Strokin

I help people. I’m pretty fuckin awesome at it too.  Not to be totally obnoxious, but its true; plus I’ve been working on giving myself more credit.  The funniest thing is that sometimes people think theres a secret, or that somehow I’ve gotten to some magical plateau of peace and now I’m not working just as hard as they are.  I’ll promise you, I’m swimming just as hard and my lungs sometimes hurt from holding my breath under water.  I try to put it all out here in my words because I like to see where I’ve been. I like to remember that I’ve been through some SHIT but I got through on the other side of it and I conquered it.

Say you’ll go to nirvana
Will you leave Samsara?
In the words of Dhammapada
Who will lead? Who will follow?

I can only hope that I live my simple flawed life openly and without shame so that someone else may feel comfortable to do the same.  My coworker and her husband got me the absolute perfect birthday card, as it concluded with the words “Happy Birthday, Dreamer.”  It made me happy that the things that some may hold against me were being celebrated, albeit satirically but I’ll take it.  I was speaking with Ken and she remarked on how ironic it is that the things we desire and request of God, can terrify us when delivered.  That is human.  When we can take a deep breath and dive head first into our overflow…that is divine. These days I’m working towards divinity.

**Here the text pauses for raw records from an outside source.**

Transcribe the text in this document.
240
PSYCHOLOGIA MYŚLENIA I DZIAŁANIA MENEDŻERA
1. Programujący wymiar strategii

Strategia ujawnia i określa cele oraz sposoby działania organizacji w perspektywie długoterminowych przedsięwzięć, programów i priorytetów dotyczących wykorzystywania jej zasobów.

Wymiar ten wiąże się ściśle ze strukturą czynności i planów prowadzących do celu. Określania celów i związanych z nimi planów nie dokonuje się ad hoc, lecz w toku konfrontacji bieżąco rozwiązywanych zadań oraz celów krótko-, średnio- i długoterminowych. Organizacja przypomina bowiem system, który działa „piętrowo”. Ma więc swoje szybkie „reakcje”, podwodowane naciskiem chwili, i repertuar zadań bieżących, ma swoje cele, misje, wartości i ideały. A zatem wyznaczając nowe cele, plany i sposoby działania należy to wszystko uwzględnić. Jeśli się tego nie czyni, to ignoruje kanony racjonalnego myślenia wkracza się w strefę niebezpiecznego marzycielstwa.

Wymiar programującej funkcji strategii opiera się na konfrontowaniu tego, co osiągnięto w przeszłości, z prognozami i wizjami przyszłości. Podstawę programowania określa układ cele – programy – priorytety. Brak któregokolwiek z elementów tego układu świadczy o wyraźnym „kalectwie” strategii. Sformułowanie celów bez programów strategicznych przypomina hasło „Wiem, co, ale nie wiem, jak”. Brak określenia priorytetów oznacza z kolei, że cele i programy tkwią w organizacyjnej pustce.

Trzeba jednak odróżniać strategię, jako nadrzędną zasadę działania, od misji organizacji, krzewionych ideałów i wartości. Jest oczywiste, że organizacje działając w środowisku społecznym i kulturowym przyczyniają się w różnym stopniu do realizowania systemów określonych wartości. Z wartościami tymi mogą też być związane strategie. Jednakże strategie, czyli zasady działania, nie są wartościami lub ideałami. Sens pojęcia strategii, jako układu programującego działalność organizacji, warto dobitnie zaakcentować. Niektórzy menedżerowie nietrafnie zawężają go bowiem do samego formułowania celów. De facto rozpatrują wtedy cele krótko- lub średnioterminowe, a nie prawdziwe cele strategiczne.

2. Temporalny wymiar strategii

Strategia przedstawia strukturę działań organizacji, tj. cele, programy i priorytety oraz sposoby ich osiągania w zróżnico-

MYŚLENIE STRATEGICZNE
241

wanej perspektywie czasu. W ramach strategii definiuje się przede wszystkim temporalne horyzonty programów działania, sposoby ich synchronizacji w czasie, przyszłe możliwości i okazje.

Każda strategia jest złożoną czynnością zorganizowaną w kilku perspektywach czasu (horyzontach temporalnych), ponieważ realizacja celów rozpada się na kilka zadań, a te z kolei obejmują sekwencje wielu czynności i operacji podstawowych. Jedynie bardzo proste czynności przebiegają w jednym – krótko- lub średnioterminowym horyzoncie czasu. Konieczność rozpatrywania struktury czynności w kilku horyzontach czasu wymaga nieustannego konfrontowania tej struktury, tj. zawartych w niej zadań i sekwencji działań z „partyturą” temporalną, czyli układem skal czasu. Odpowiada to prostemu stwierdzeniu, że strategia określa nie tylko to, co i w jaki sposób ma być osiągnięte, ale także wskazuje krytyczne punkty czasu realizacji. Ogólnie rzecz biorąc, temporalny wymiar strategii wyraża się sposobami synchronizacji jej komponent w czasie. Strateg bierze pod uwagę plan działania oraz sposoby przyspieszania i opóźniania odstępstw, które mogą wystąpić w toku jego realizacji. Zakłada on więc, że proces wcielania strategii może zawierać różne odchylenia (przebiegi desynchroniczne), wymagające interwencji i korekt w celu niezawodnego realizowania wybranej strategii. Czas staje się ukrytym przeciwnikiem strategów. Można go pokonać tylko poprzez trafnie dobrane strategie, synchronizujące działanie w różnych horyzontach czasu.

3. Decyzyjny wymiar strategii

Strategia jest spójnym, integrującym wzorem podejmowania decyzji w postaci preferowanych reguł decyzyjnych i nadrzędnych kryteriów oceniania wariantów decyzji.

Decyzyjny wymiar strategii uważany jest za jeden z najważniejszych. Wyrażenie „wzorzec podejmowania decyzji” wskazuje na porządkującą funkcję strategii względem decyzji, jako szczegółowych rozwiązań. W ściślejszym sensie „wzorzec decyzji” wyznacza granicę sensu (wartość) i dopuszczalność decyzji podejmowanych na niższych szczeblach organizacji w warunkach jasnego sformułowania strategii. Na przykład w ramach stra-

I was thinking of a way I can incorporate studying abroad into my dissertation.  What question can I ask that will allow me to swim in foreign waters?  It hasn’t come to me, and it may not for a while but I have a few places that I know hold something for me.  More and more things are being relieved to me because I’m seeing. Truly seeing things not as they are but as I am; anointed.  I can’t make that make anymore sense than it does.